Gaëlle Josse, L’Ombre de nos Nuits

Gaëlle Josse, l’auteure du Dernier gardien d’Ellis Island (Notabilia 2014) signe à nouveau un excellent roman.
Le lecteur est en premier lieu interpellé par la couverture du livre qui représente un tableau de George de La Tour: "Saint Sébastien soigné par Irène" peint  en 1649, une toile en clair- obscur. On y voit le visage d’une jeune femme d’une douceur infinie en train de panser la plaie de Saint Sébastien.
Le récit commence à Lunéville,  en Lorraine, au début de l’année 1639. On est en pleine guerre de trente ans; la peste, le banditisme sèment le chaos. Dans son atelier, Georges de La Tour s’affaire autour d’un nouveau tableau. Il en confie la préparation à son fils Etienne, ainsi qu’à un jeune orphelin qu’il a recueilli,  au talent très prometteur.

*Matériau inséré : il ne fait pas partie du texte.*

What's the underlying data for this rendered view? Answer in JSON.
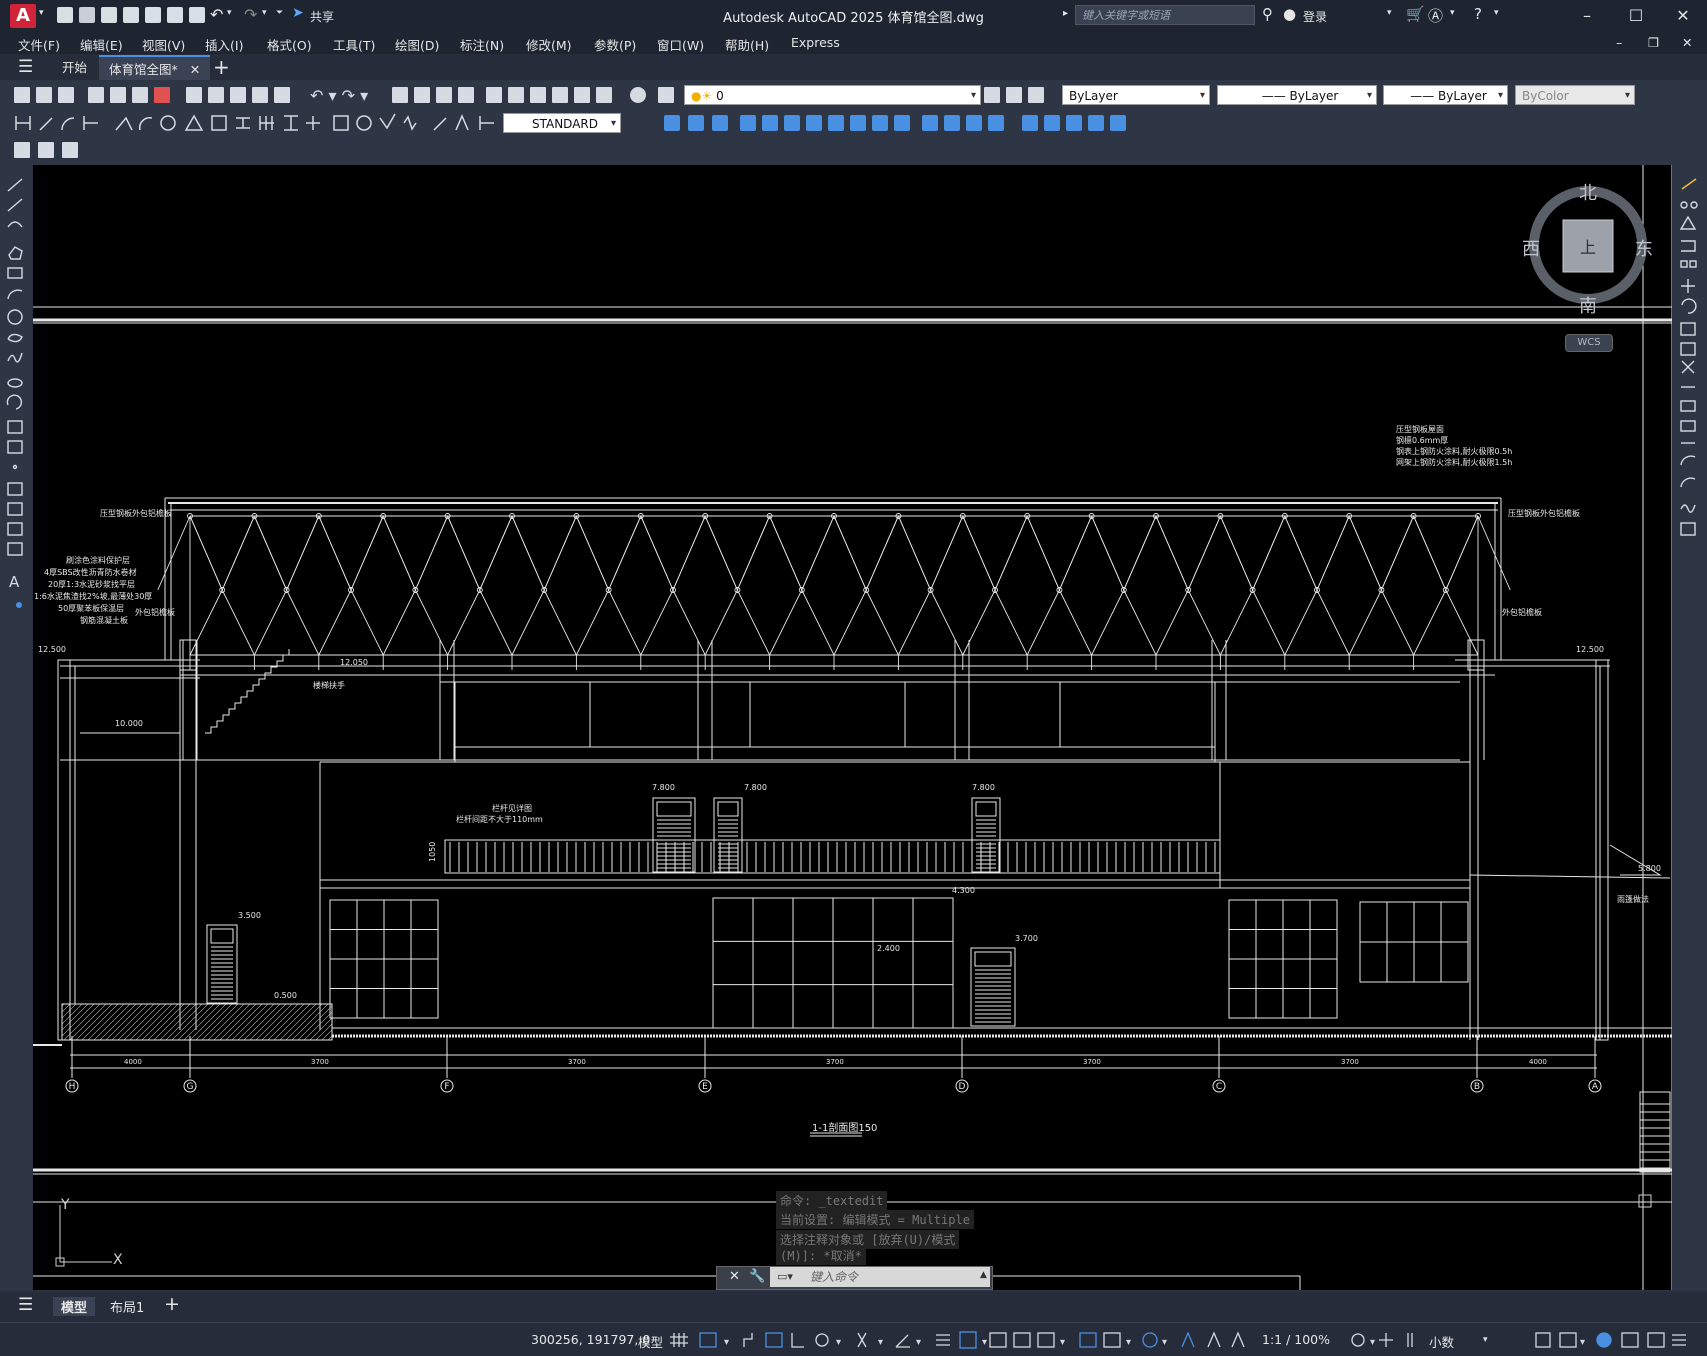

Le chapitre suivant nous surprend. Nous quittons l’atelier du peintre et nous nous trouvons dans un musée, à Rouen, en 2014. Une jeune femme contemple le tableau de Georges de La Tour, quatre siècles plus tard. Cette blessure de Saint–Sébastien soignée par Irène à la lumière d’une lanterne lui rappelle l’amour fou, la passion qu’elle a éprouvée  pour un homme, passion qui s’est mal terminée.
Dès lors les chapitres alternent et font entendre trois voix.
Celle de Georges de La Tour qui nous livre ses réflexions sur la création artistiques et ses difficultés, nous faisant part de ses soucis familiaux, pécuniaires, de ses joies et de ses peines.
Celle de Laurent, le jeune apprenti qui se confie, nous parle de son amour non partagé  pour le modèle du tableau qui n’est autre que la fille de Georges de La Tour. Il fait allusion à sa rivalité avec Etienne, fils du peintre, visiblement moins doué que lui.
Celle de la jeune femme contemplant le tableau qui nous relate sa liaison avec cet  homme qu’elle a profondément aimé, qui l’a quittée; une blessure jamais refermée. Le regard que porte Irène sur l’homme qu’elle soigne lui fait envisager l’amour d’une autre manière. C’est une libération.
Dans un style extrêmement poétique, musical, Gaëlle Josse analyse avec beaucoup de sensibilité et de finesse les moindres sinuosités de l’âme humaine. Quelle que soit le siècle  dans lequel il vit l’individu est toujours hanté par les mêmes questions, habité par les mêmes préoccupations. Les époques changent, le cœur de l’homme est immuable.
Oui, L’Ombre de nos nuits est un excellent roman.